56. A carrier according to claim 53, wherein the pores contain layers of second material and biodegradable support, each layer being different from its neighbour or neighbours.

57. A carrier according to claim 53, wherein the pores contain material in, layers, arranged as alternating layers of agent-free layer and of agent-containing layers or by the concentration of agent across different layers of collagen or polymer.

58. A carrier according to claim 38, wherein the carrier has a degree of reticulation high enough to reduce the pressure gradient generated in infiltration of the second material into the pores of the carrier.

59. A carrier according to claim 38, wherein the second material is introduced into the pores by one or more of a centrifugation, immersion, vacuum impregnation or freeze drying technique.

60. A carrier according to claim 38, wherein the exterior surface thereof has been coated with a biodegradable polymer containing a drug.

61. A carrier according to claim 38, wherein the skeleton of the ceramic carrier is formed from a metal or non-metal oxide or the like.

62. A carrier according to claim 61, wherein the ceramic skeleton is partially or fully resorbable.

63. A carrier according to claim 62, wherein the skeleton is formed of calcium phosphate hydroxyapatite.

64. A preformed porous ceramic carrier comprising an interconnected skeleton having pores the majority of which are in the range of from about 20 to about 1000 micron, the carrier having a density of less than about 40% theoretical, the pores containing MTX, the rate of release of the MTX from the pores being controlled.

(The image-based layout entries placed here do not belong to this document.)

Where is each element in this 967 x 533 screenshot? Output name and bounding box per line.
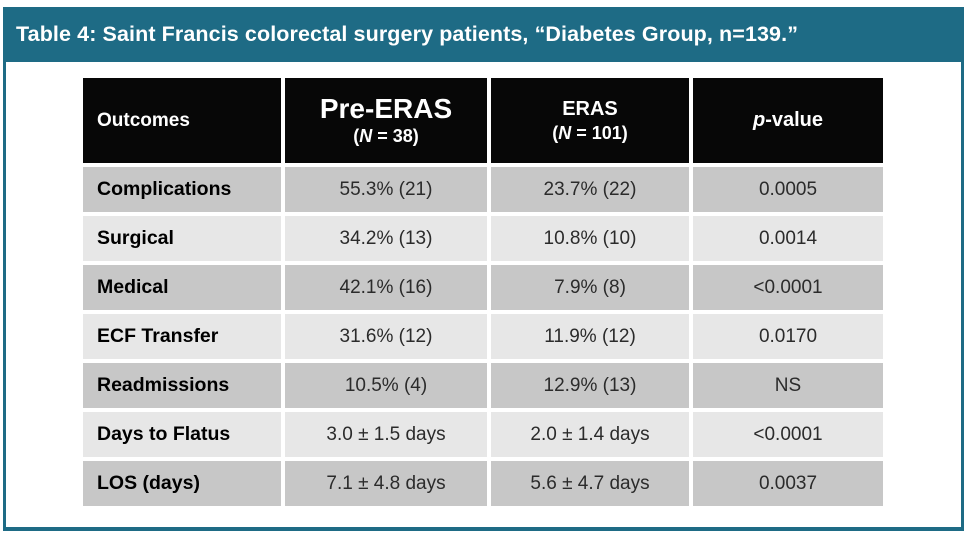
eras-cell: 5.6 ± 4.7 days: [491, 461, 689, 506]
pre-eras-cell: 7.1 ± 4.8 days: [285, 461, 487, 506]
eras-cell: 10.8% (10): [491, 216, 689, 261]
p-value-cell: 0.0014: [693, 216, 883, 261]
outcome-cell: Surgical: [83, 216, 281, 261]
outcome-cell: Medical: [83, 265, 281, 310]
p-value-cell: 0.0005: [693, 167, 883, 212]
table-row-ecf-transfer: ECF Transfer 31.6% (12) 11.9% (12) 0.017…: [83, 314, 883, 359]
column-header-p-value: p-value: [693, 78, 883, 163]
p-value-cell: 0.0037: [693, 461, 883, 506]
eras-cell: 23.7% (22): [491, 167, 689, 212]
p-value-cell: <0.0001: [693, 412, 883, 457]
eras-cell: 2.0 ± 1.4 days: [491, 412, 689, 457]
outcome-cell: Readmissions: [83, 363, 281, 408]
table-row-medical: Medical 42.1% (16) 7.9% (8) <0.0001: [83, 265, 883, 310]
table-row-los-days: LOS (days) 7.1 ± 4.8 days 5.6 ± 4.7 days…: [83, 461, 883, 506]
pre-eras-cell: 10.5% (4): [285, 363, 487, 408]
pre-eras-cell: 31.6% (12): [285, 314, 487, 359]
p-value-cell: <0.0001: [693, 265, 883, 310]
table-title: Table 4: Saint Francis colorectal surger…: [16, 22, 799, 46]
pre-eras-n: (N = 38): [353, 126, 419, 147]
figure-frame: Table 4: Saint Francis colorectal surger…: [3, 7, 964, 531]
column-header-eras: ERAS (N = 101): [491, 78, 689, 163]
pre-eras-cell: 42.1% (16): [285, 265, 487, 310]
eras-cell: 12.9% (13): [491, 363, 689, 408]
p-value-header-label: p-value: [752, 109, 824, 131]
outcomes-header-label: Outcomes: [97, 109, 190, 131]
outcome-cell: LOS (days): [83, 461, 281, 506]
outcome-cell: Complications: [83, 167, 281, 212]
pre-eras-cell: 34.2% (13): [285, 216, 487, 261]
pre-eras-cell: 55.3% (21): [285, 167, 487, 212]
header-row: Outcomes Pre-ERAS (N = 38) ERAS (N = 101…: [83, 78, 883, 163]
eras-title: ERAS: [562, 97, 618, 120]
pre-eras-title: Pre-ERAS: [319, 92, 453, 124]
column-header-pre-eras: Pre-ERAS (N = 38): [285, 78, 487, 163]
column-header-outcomes: Outcomes: [83, 78, 281, 163]
table-row-surgical: Surgical 34.2% (13) 10.8% (10) 0.0014: [83, 216, 883, 261]
table-title-bar: Table 4: Saint Francis colorectal surger…: [3, 7, 964, 62]
eras-n: (N = 101): [552, 122, 628, 143]
table-row-complications: Complications 55.3% (21) 23.7% (22) 0.00…: [83, 167, 883, 212]
outcome-cell: ECF Transfer: [83, 314, 281, 359]
table-header: Outcomes Pre-ERAS (N = 38) ERAS (N = 101…: [83, 78, 883, 163]
outcomes-table: Outcomes Pre-ERAS (N = 38) ERAS (N = 101…: [79, 74, 887, 510]
eras-cell: 11.9% (12): [491, 314, 689, 359]
outcome-cell: Days to Flatus: [83, 412, 281, 457]
table-row-days-to-flatus: Days to Flatus 3.0 ± 1.5 days 2.0 ± 1.4 …: [83, 412, 883, 457]
p-value-cell: NS: [693, 363, 883, 408]
p-value-cell: 0.0170: [693, 314, 883, 359]
pre-eras-cell: 3.0 ± 1.5 days: [285, 412, 487, 457]
eras-cell: 7.9% (8): [491, 265, 689, 310]
table-body: Complications 55.3% (21) 23.7% (22) 0.00…: [83, 167, 883, 506]
table-row-readmissions: Readmissions 10.5% (4) 12.9% (13) NS: [83, 363, 883, 408]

65. A carrier according to claim 64, wherein the MTX has been loaded into the pores by centrifugation and/or freeze drying.

66. A preformed ceramic carrier comprising an interconnected skeleton having pores the majority of which are in the range of from about 20 to about 1000 micron, the carrier having a density of less than about 40% theoretical, the pores containing Fe(phen)3[ClO₄]₂the rate of release of the Fe(phen)3[ClO₄]₂being controlled.

67. A carrier according to claim 66, wherein the Fe(phen)3[ClO₄]₂has been loaded into the pores by vacuum impregnation.

68. A preformed porous ceramic carrier comprising an interconnected skeleton having pores the majority of which are in the range of from about 20 to about 1000 micron, the carrier having a density of less than about 40% theoretical, the pores containing Fe(phen)3[ClO₄]₂and a glycolide, the rate of release of Fe(phen)3[ClO₄]₂.

69. A preformed porous ceramic carrier comprising an interconnected skeleton having pores the majority of which are in the range of from about 20 to about 1000 micron, the carrier having a density of less than about 40% theoretical, the pores containing Cisplatin, the rate of release of the Cisplatin being controlled.

70. A preformed porous ceramic carrier comprising an interconnected skeleton having pores the majority of which are in the range of from about 20 to about 1000 micron, the carrier having a density of less than about 40% theoretical, the pores containing Cisplatin and a glycolide, the rate of release of the Cisplatin and a glycolide being controlled.

71. A preformed porous ceramic comprising an interconnected skeleton having pores the majority of which are in the range of from about 20 to about 1000 micron, the carrier having a density of less than about 40% theoretical, the pores containing prednisolone, the rate of release of the prednisolone being controlled.

72. A carrier according to claim 38, shaped for orthopaedic, maxillo-facial, or cranio-facial replacement.

73. A carrier according to claim 38, shaped for location at an intramuscular site, interperitoneal site, subcutaneous site, central nervous system or occular site.

74. A carrier according to claim 38, wherein the pores contain a general chemical or resin or petroleum derivative or explosives.